Model-based offline Reinforcement Learning (RL) allows agents to fully
utilise pre-collected datasets without requiring additional or unethical
explorations. However, applying model-based offline RL to online systems
presents challenges, primarily due to the highly suboptimal (noise-filled) and
diverse nature of datasets generated by online systems. To tackle these issues,
we introduce the Causal Prompting Reinforcement Learning (CPRL) framework,
designed for highly suboptimal and resource-constrained online scenarios. The
initial phase of CPRL involves the introduction of the Hidden-Parameter Block
Causal Prompting Dynamic (Hip-BCPD) to model environmental dynamics. This
approach utilises invariant causal prompts and aligns hidden parameters to
generalise to new and diverse online users. In the subsequent phase, a single
policy is trained to address multiple tasks through the amalgamation of
reusable skills, circumventing the need for training from scratch. Experiments
conducted across datasets with varying levels of noise, including
simulation-based and real-world offline datasets from the Dnurse APP,
demonstrate that our proposed method can make robust decisions in
out-of-distribution and noisy environments, outperforming contemporary
algorithms. Additionally, we separately verify the contributions of Hip-BCPDs
and the skill-reuse strategy to the robustness of performance. We further
analyse the visualised structure of Hip-BCPD and the interpretability of
sub-skills. We released our source code and the first ever real-world medical
dataset for precise medical decision-making tasks.
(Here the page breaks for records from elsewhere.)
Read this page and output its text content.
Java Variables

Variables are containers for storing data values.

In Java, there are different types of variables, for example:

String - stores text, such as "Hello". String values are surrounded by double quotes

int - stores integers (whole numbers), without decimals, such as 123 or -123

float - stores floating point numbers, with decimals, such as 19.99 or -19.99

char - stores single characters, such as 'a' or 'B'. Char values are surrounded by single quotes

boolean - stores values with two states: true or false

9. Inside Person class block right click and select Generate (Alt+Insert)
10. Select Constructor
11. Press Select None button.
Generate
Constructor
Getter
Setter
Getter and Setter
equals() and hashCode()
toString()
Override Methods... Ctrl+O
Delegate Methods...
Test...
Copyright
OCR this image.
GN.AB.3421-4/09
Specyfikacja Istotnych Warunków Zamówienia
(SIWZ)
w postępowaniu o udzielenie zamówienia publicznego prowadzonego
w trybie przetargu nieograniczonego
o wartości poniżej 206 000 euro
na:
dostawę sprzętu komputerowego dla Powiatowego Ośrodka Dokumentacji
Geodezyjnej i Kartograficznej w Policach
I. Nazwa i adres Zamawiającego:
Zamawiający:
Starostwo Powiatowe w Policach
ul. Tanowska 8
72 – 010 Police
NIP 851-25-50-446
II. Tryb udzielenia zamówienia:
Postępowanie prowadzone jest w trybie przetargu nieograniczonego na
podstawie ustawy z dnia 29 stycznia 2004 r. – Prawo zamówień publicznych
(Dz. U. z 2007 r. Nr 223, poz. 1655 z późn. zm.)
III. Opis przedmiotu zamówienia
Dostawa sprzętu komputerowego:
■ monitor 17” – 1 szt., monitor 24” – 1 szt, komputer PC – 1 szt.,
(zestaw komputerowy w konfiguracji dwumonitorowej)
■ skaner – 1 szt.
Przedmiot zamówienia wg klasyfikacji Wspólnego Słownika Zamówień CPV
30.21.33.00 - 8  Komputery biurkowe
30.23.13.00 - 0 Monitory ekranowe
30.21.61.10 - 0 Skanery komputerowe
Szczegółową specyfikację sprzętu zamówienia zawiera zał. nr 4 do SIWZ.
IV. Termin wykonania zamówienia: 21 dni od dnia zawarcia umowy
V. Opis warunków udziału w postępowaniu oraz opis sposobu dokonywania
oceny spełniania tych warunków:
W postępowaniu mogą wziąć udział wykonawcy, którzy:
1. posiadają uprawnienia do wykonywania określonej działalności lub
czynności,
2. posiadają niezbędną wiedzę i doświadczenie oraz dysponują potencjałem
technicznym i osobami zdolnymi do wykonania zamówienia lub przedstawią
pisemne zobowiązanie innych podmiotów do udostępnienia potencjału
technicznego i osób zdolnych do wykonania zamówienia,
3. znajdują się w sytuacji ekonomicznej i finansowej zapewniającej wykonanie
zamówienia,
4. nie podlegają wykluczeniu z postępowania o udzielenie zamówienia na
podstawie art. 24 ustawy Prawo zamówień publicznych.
基于模型的离线强化学习可以在不需要额外或不道德的探索的情况下充分利用预先收集到的数据集。然而，将基于模型的离线强化学习应用于在线系统面临挑战，主要是由于在线系统生成的数据集高度次优（充满噪声）和多样化的特点。为了解决这些问题，我们引入了适用于高度次优和资源受限的在线场景的因果激发强化学习（CPRL）框架。CPRL 的初始阶段涉及到引入隐藏参数块因果激发动态（Hip-BCPD）来建模环境动态。该方法利用不变因果激发并对齐隐藏参数以推广到新的多样化的在线用户。在随后的阶段，通过可重用技能的融合来训练单一策略以应对多个任务，从而避免了从头开始训练的需要。在具有不同噪声水平的数据集上进行的实验证明了我们所提出的方法在分布外和嘈杂环境中可以做出稳健的决策并优于现有的算法。此外，我们还分别验证了 Hip-BCPD 和技能重用策略对性能稳健性的贡献，并对 Hip-BCPD 的可视化结构和子技能的可解释性进行了进一步分析。我们发布了我们的源代码和第一个用于精确医疗决策任务的真实世界医疗数据集。